Consider the following scenario:
class AbsBase {
public:
virtual double foo() = 0;
};
class Concrete1 : public AbsBase {
public:
double foo() {
return 1;
}
};
class Concrete2 : public AbsBase {
public:
double foo() {
return 2;
}
};
struct Config {
/**
* Must use a pointer to `AbsBase`, since it is an abstract base class,
* and the concrete instances could be of either of the derived classes.
*/
AbsBase* thing;
void setThing(AbsBase* t) {
thing = t;
}
};
This works, but I would prefer it if thing were a copy of the argument passed to setThing. I.e. if thing were of type Concrete1 (as opposed to an abstract base class) I could do something like this:
Concrete1 thing;
void setThing(const Concrete1& t) {
thing = Concrete1(t);
}
However I can't see a way of achieving this without instantiating an object of an abstract type (which is illegal). Any ideas?

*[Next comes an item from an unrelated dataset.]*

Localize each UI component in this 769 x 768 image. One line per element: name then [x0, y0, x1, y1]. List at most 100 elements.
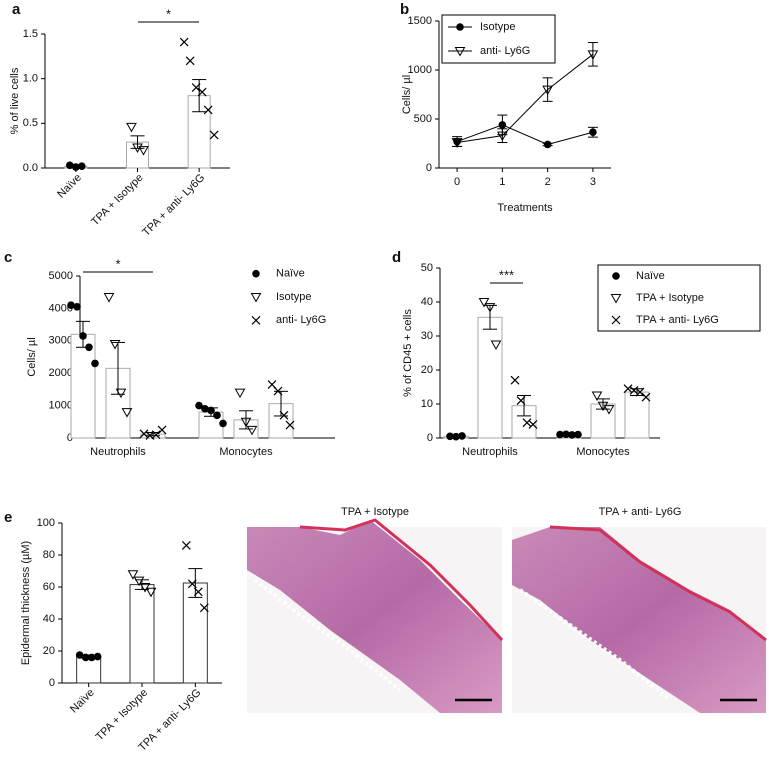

You can use a template function to achieve the wanted behavior.
I would recommend to also use std::unique_ptr to prevent memory issues.
class AbsBase {
public:
virtual ~AbsBase() = default;
virtual double foo() = 0;
};
class Concrete1 : public AbsBase {
public:
double foo() {
return 1;
}
};
class Concrete2 : public AbsBase {
public:
double foo() {
return 2;
}
};
struct Config {
/**
* Must use a pointer to `AbsBase`, since it is an abstract base class,
* and the concrete instances could be of either of the derived classes.
*/
std::unique_ptr<AbsBase> thing;
template <typename T>
void setThing(const T& t) {
static_assert(std::is_base_of<AbsBase, T>::value, "T must inherit AbsBase");
static_assert(std::is_copy_constructible<T>::value, "T must be copy-constructible");
thing.reset(new T{t});
}
void test()
{
std::cout << (thing?thing->foo():0.0) << std::endl;
}
};